The Low Libido VS the High Libido debate
- martineruzza
- Feb 28, 2024
- 2 min read
Updated: Sep 23, 2024
What you hear a lot in sex therapy is: "I have a low libido” and my partner has a “high libido”. I see people in text using the abbreviation LL and HL quite regularly and I am a bit bewildered about such a blanket statement of one’s libido. I am not sure if it stems from a misunderstanding of what the libido is or if it is a defensive description.
I am wondering if people think it is a genetic / hormonal attribute? i.e: one could describe oneself as : I have blue eyes, I am 6f 4 and I have low libido. And that would be well and good if there was a medical basis for the low libido statement. Did a doctor say to you: “your blood count is x, your cholesterol is high, your thyroid function is fine and your libido is low ?" In my experience it is very unlikely you got a medical practitioner to rubber stamp the fact that you have a low libido (sometimes medications or organic conditions can indeed affect the libido but rarely continuously throughout your adult life). So your libido is whatever it is at a given moment ONLY and also whatever you have accepted it to be based on past experiences and acquired beliefs.
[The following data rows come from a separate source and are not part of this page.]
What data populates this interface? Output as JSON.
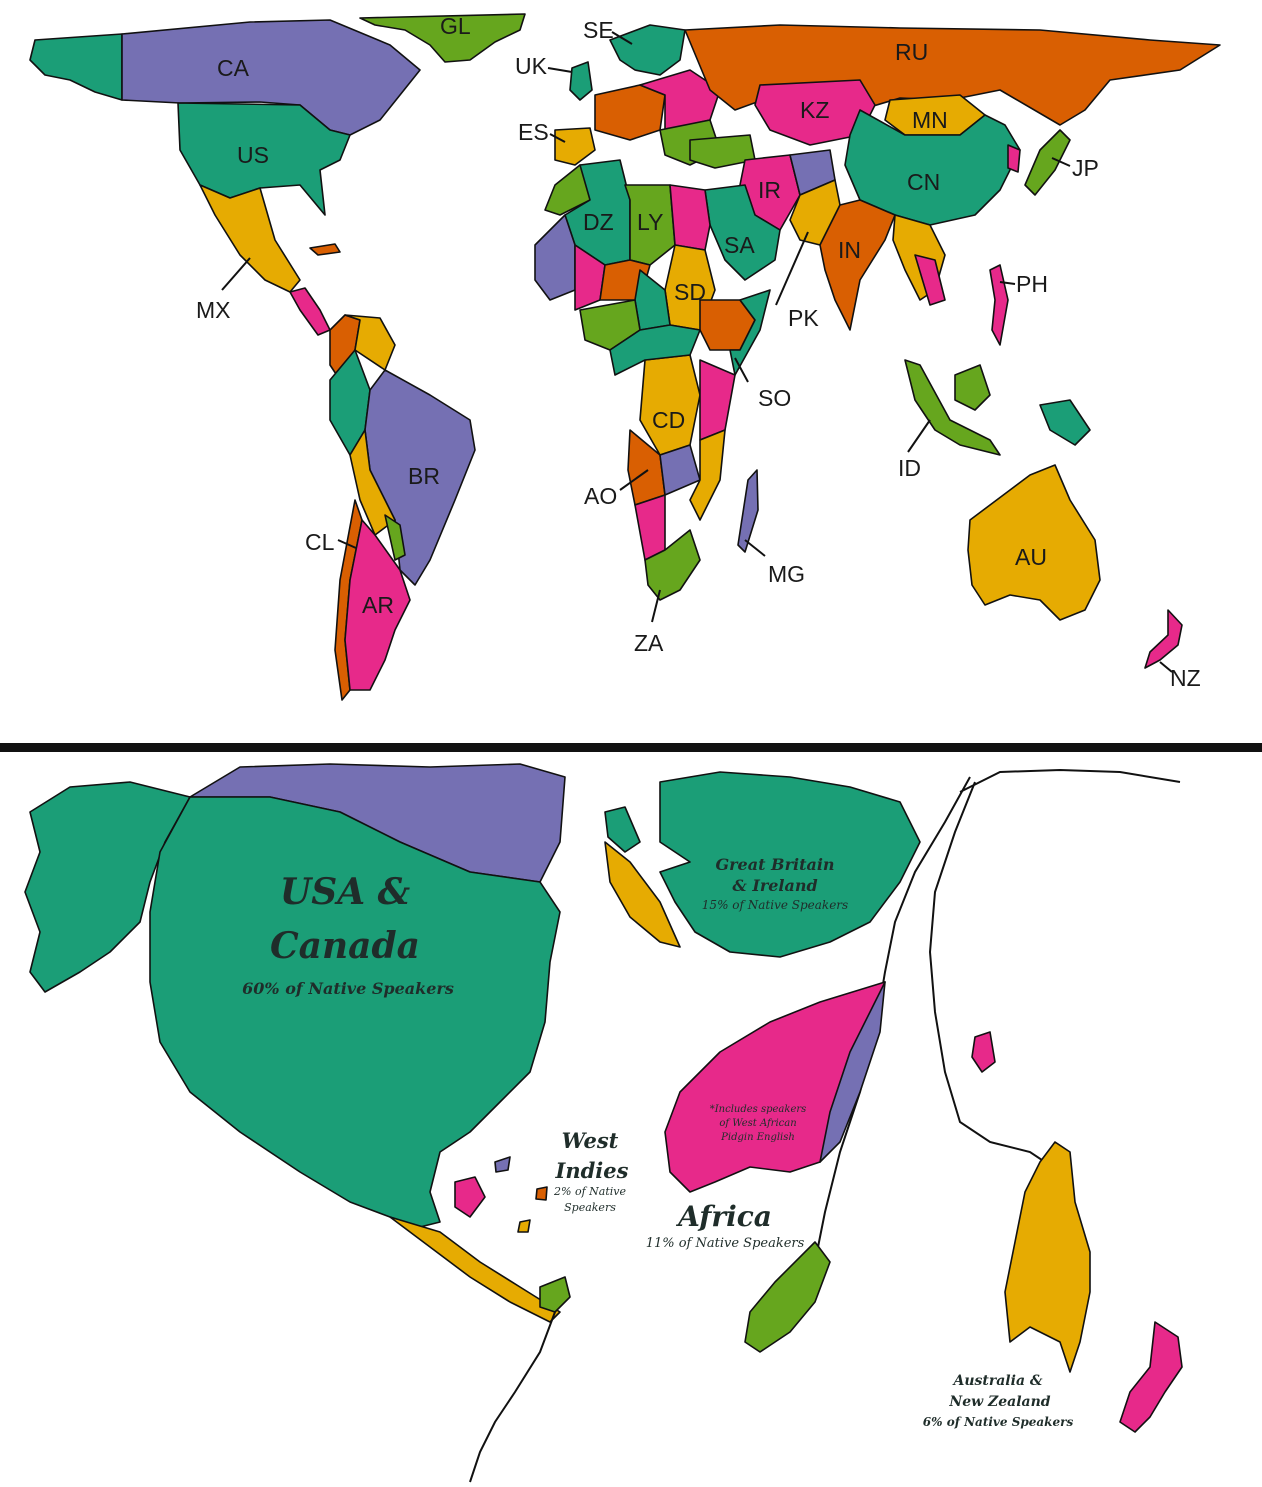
{
  "colors": {
    "green": "#1b9e77",
    "orange": "#d95f02",
    "purple": "#7570b3",
    "pink": "#e7298a",
    "lime": "#66a61e",
    "yellow": "#e6ab02"
  },
  "top_map": {
    "labels": {
      "GL": "GL",
      "SE": "SE",
      "UK": "UK",
      "RU": "RU",
      "CA": "CA",
      "KZ": "KZ",
      "MN": "MN",
      "ES": "ES",
      "US": "US",
      "JP": "JP",
      "CN": "CN",
      "IR": "IR",
      "DZ": "DZ",
      "LY": "LY",
      "SA": "SA",
      "IN": "IN",
      "MX": "MX",
      "PH": "PH",
      "SD": "SD",
      "PK": "PK",
      "SO": "SO",
      "CD": "CD",
      "BR": "BR",
      "ID": "ID",
      "AO": "AO",
      "CL": "CL",
      "MG": "MG",
      "AU": "AU",
      "AR": "AR",
      "ZA": "ZA",
      "NZ": "NZ"
    }
  },
  "bottom_map": {
    "usa_canada": {
      "title_line1": "USA &",
      "title_line2": "Canada",
      "share": "60% of Native Speakers"
    },
    "gb_ireland": {
      "title_line1": "Great Britain",
      "title_line2": "& Ireland",
      "share": "15% of Native Speakers"
    },
    "west_indies": {
      "title_line1": "West",
      "title_line2": "Indies",
      "share_line1": "2% of Native",
      "share_line2": "Speakers"
    },
    "africa": {
      "title": "Africa",
      "share": "11% of Native Speakers",
      "note_line1": "*Includes speakers",
      "note_line2": "of West African",
      "note_line3": "Pidgin English"
    },
    "australia_nz": {
      "title_line1": "Australia &",
      "title_line2": "New Zealand",
      "share": "6% of Native Speakers"
    }
  }
}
As well as mostly not having any medical basis, the constant use of the term Low Libido is damaging. What would happen if you defined yourself as ugly? Would that possibly help you in any way to improve your self image? Labelling has been studied at length in social psychology and we know the harmful effects it has on children and adults. If you stick that label on yourself, don’t be surprised if this becomes a self fulfilling prophecy.
The libido in psychological terms is a component of life energy. It is an urge / a drive (sexual one) and it is often opposed to the instinct of death (Thanatos),
What can you infer from that? You don’t have the same energy level every day of the year, do you? Well, you won’t have the same libido every day either or throughout your life. People tend not question their libido unless it is causing them concern but if they actually looked back over the course of their lives there would probably be dips of desire, times where sex was not a priority and periods where sex may have been more plentiful.
If your libido has been low for a long time or if you feel you have never had those more fulfilling periods there may be mental barriers that prevent you from allowing your libido to express itself fully. Our experiences, our education can negatively impact on our psycho - sexual development and while the libido may never have got a chance to blossom it is not a case of: “ if you don’t use it you lose it”, more simply a case of what I would call the snow white syndrome: it will stay dormant until it is awakened. The good news is you don’t need to spend the next hundred years sleeping waiting for some random prince’s kiss to arouse your desire. You and your libido do not need anyone but each other. # Be your libido’s true love kiss.